Le vice-président de la Bauernverband voit un rôle pour le gouvernement fédéral dans la mise en œuvre de la transition agricole : il ne doit pas seulement fixer des règles mais aussi s’y impliquer concrètement, a-t-il déclaré. La commission ZKL propose de réexaminer cette répartition des tâches entre Berlin et les Länder.
Le dirigeant de la DBV, Hennies, considère l’augmentation de la taxe sur le chiffre d’affaires comme une bonne méthode pour redistribuer l’argent destiné au bien-être animal. Mais il avertit que la législation sur la construction doit d’abord être adaptée : les agriculteurs et éleveurs doivent savoir à quels changements s’attendre pour leurs projets de construction ou d’extension. « Les entreprises ont besoin de sécurité pour leurs investissements. »
La Ligue allemande de protection de la nature (NABU) considère le nouvel accord entre les experts ZKL comme un signal important : selon elle, cela montre que « même après les débats agricoles souvent émotionnels des derniers mois, les désaccords peuvent être surmontés ».
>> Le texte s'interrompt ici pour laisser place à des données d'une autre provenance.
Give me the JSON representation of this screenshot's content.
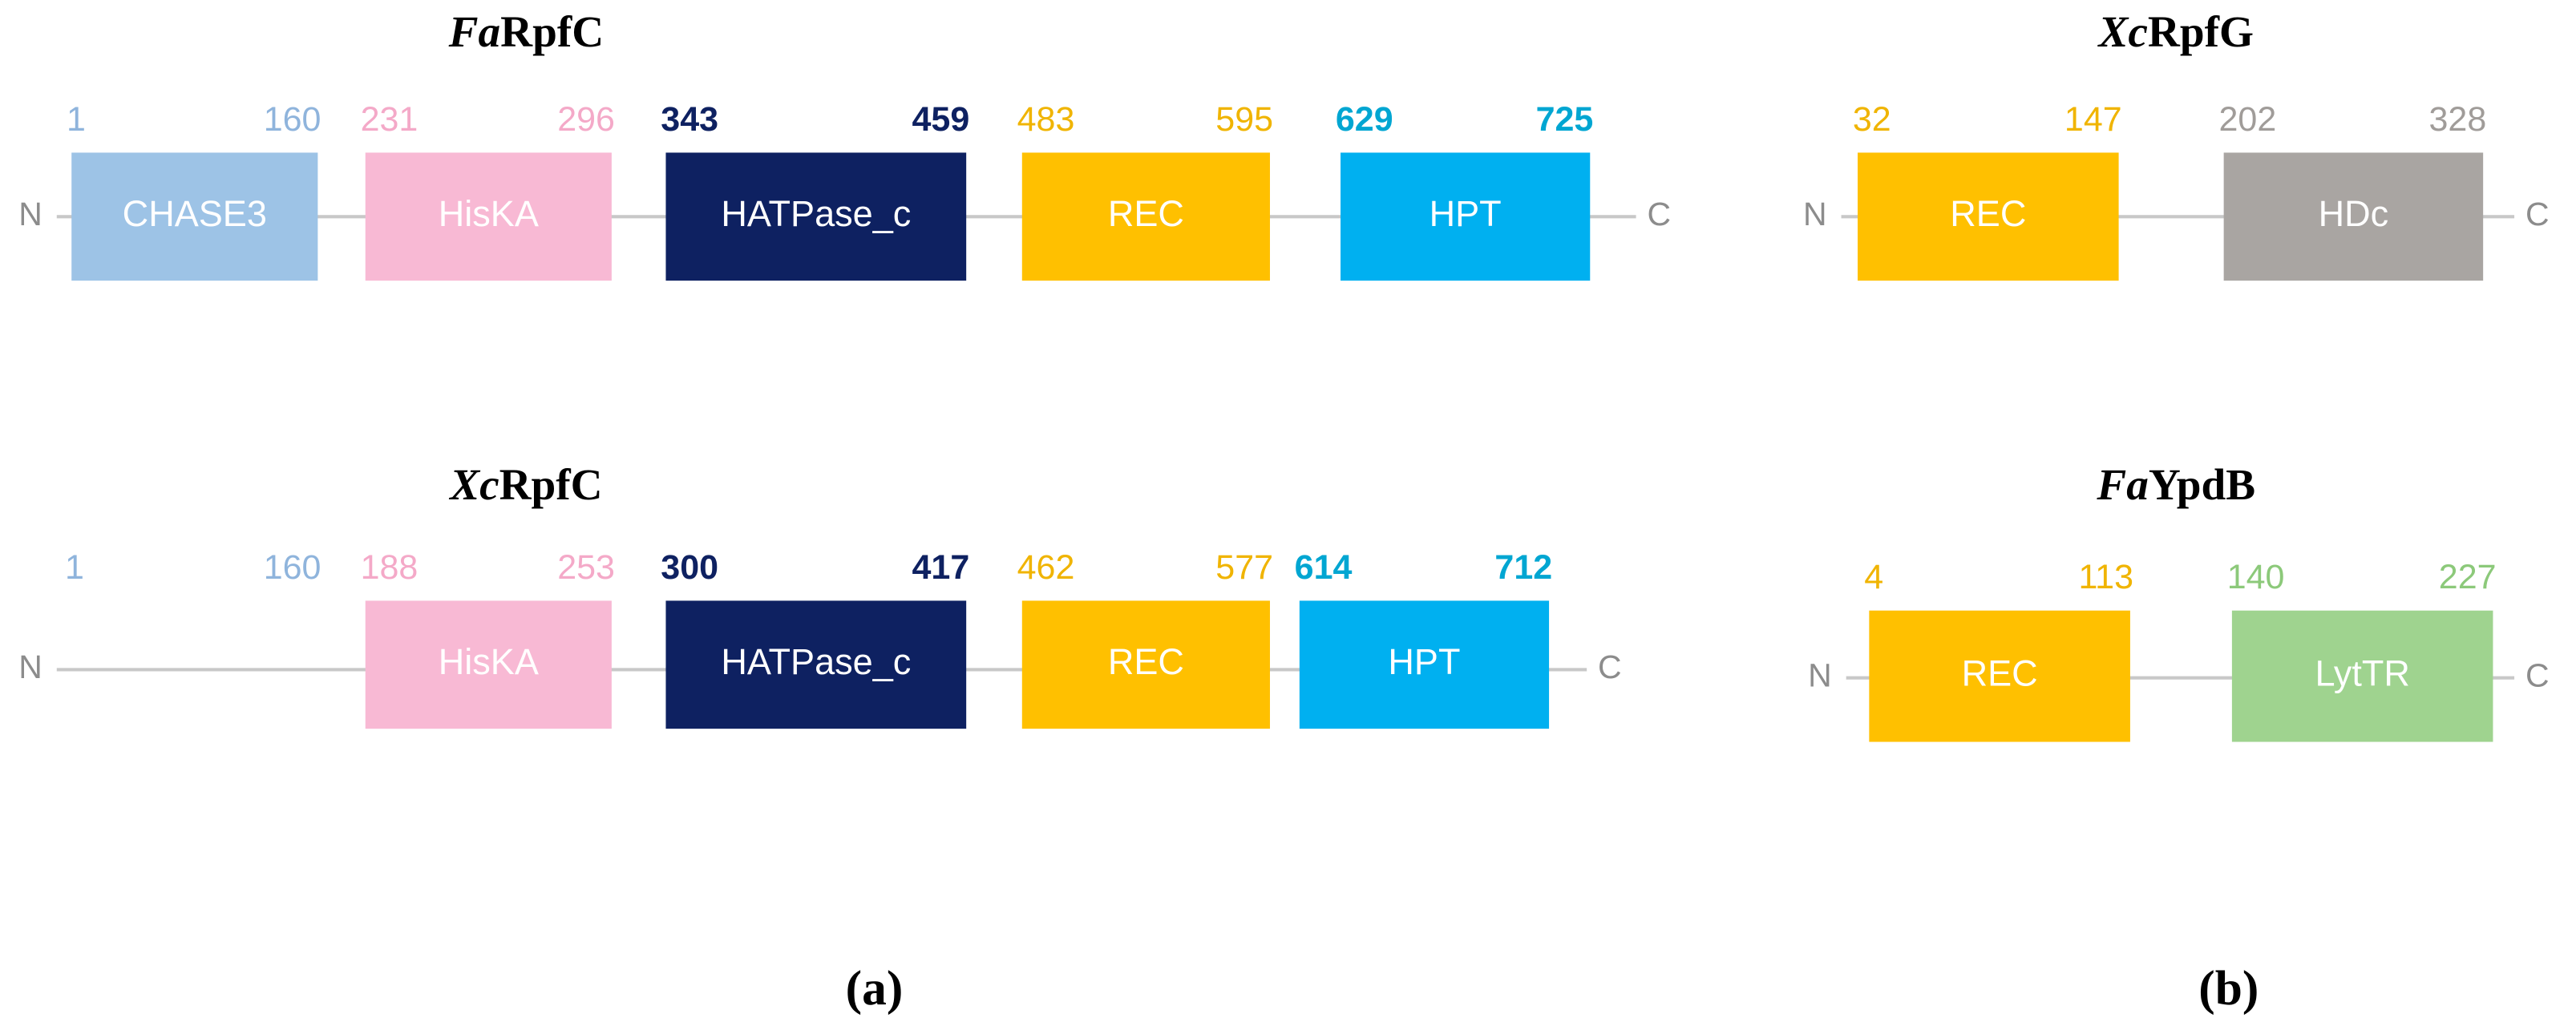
{
  "rows": [
    {
      "title_prefix": "Fa",
      "title_rest": "RpfC",
      "n_label": "N",
      "c_label": "C",
      "domains": [
        {
          "name": "CHASE3",
          "start": "1",
          "end": "160",
          "color": "#9dc3e6",
          "label_color": "#8fb4dc"
        },
        {
          "name": "HisKA",
          "start": "231",
          "end": "296",
          "color": "#f8b9d4",
          "label_color": "#f4a9c8"
        },
        {
          "name": "HATPase_c",
          "start": "343",
          "end": "459",
          "color": "#0e2161",
          "label_color": "#0e2161"
        },
        {
          "name": "REC",
          "start": "483",
          "end": "595",
          "color": "#ffc000",
          "label_color": "#f0b400"
        },
        {
          "name": "HPT",
          "start": "629",
          "end": "725",
          "color": "#00b0f0",
          "label_color": "#00a6d2"
        }
      ]
    },
    {
      "title_prefix": "Xc",
      "title_rest": "RpfC",
      "n_label": "N",
      "c_label": "C",
      "unboxed_range": {
        "start": "1",
        "end": "160",
        "label_color": "#8fb4dc"
      },
      "domains": [
        {
          "name": "HisKA",
          "start": "188",
          "end": "253",
          "color": "#f8b9d4",
          "label_color": "#f4a9c8"
        },
        {
          "name": "HATPase_c",
          "start": "300",
          "end": "417",
          "color": "#0e2161",
          "label_color": "#0e2161"
        },
        {
          "name": "REC",
          "start": "462",
          "end": "577",
          "color": "#ffc000",
          "label_color": "#f0b400"
        },
        {
          "name": "HPT",
          "start": "614",
          "end": "712",
          "color": "#00b0f0",
          "label_color": "#00a6d2"
        }
      ]
    },
    {
      "title_prefix": "Xc",
      "title_rest": "RpfG",
      "n_label": "N",
      "c_label": "C",
      "domains": [
        {
          "name": "REC",
          "start": "32",
          "end": "147",
          "color": "#ffc000",
          "label_color": "#f0b400"
        },
        {
          "name": "HDc",
          "start": "202",
          "end": "328",
          "color": "#a9a5a2",
          "label_color": "#a09c99"
        }
      ]
    },
    {
      "title_prefix": "Fa",
      "title_rest": "YpdB",
      "n_label": "N",
      "c_label": "C",
      "domains": [
        {
          "name": "REC",
          "start": "4",
          "end": "113",
          "color": "#ffc000",
          "label_color": "#f0b400"
        },
        {
          "name": "LytTR",
          "start": "140",
          "end": "227",
          "color": "#9fd38f",
          "label_color": "#8cc97a"
        }
      ]
    }
  ],
  "panel_labels": [
    "(a)",
    "(b)"
  ]
}
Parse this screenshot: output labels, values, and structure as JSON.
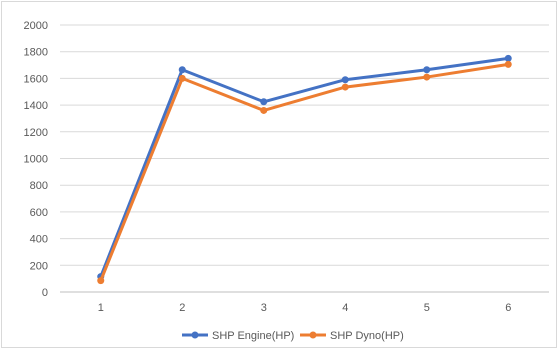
{
  "chart_data": {
    "type": "line",
    "title": "",
    "xlabel": "",
    "ylabel": "",
    "x": [
      1,
      2,
      3,
      4,
      5,
      6
    ],
    "ylim": [
      0,
      2000
    ],
    "yticks": [
      0,
      200,
      400,
      600,
      800,
      1000,
      1200,
      1400,
      1600,
      1800,
      2000
    ],
    "grid": "horizontal",
    "legend_position": "bottom",
    "series": [
      {
        "name": "SHP Engine(HP)",
        "color": "#4472c4",
        "values": [
          115,
          1665,
          1425,
          1590,
          1665,
          1750
        ]
      },
      {
        "name": "SHP Dyno(HP)",
        "color": "#ed7d31",
        "values": [
          85,
          1600,
          1360,
          1535,
          1610,
          1705
        ]
      }
    ]
  }
}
La commission ZKL souligne encore davantage que dans son avis de 2021 la nécessité de s’aligner sur la législation européenne, tant dans la politique agricole commune que dans les règles climatiques et environnementales du Green Deal. Les nouvelles règles de l’UE pour les entreprises modernes devraient également être prises en compte dans la nouvelle politique allemande.
Les réactions politiques au rapport final sont variées. Le ministre de l’Agriculture Cem Özdemir (Verts) a salué la commission d’avenir comme un « forum important pour un arbitrage équitable des intérêts », mais a aussi reconnu qu’il « aurait préféré prendre lui-même des mesures plus concrètes que ce qui a été possible dans la configuration gouvernementale passée. » La ministre de l’Agriculture de la Basse-Saxe, Miriam Staudte (Verts), a surtout insisté sur les propositions de la commission ZKL pour une réforme radicale de la loi sur les engrais.
Les politiciens libéraux du FDP voient surtout dans les recommandations une confirmation de leur approche de l’économie de marché. Les membres du FDP rejettent à nouveau la façon dont « les petites règles bureaucratiques doivent être compensées par des subventions », comme les ministres de l’Agriculture du CDU tentaient longtemps de le faire avec les agriculteurs.
Le SPD préfère financer la subvention agricole par les ressources générales (impôt sur le revenu), tandis que les Verts privilégient des prélèvements ciblés comme une taxe sur la viande ou une hausse de la TVA sur les aliments.
Dans la prochaine campagne électorale, la position de la CDU/CSU pourrait être décisive : ce parti d’opposition est très bien placé dans les sondages et devrait presque certainement faire partie d’un nouveau gouvernement de coalition allemande après le 23 février. Leur leader Friedrich Mertz n’a pas encore exprimé de préférence quant à la façon de récolter les fonds pour cette subvention de plusieurs milliards.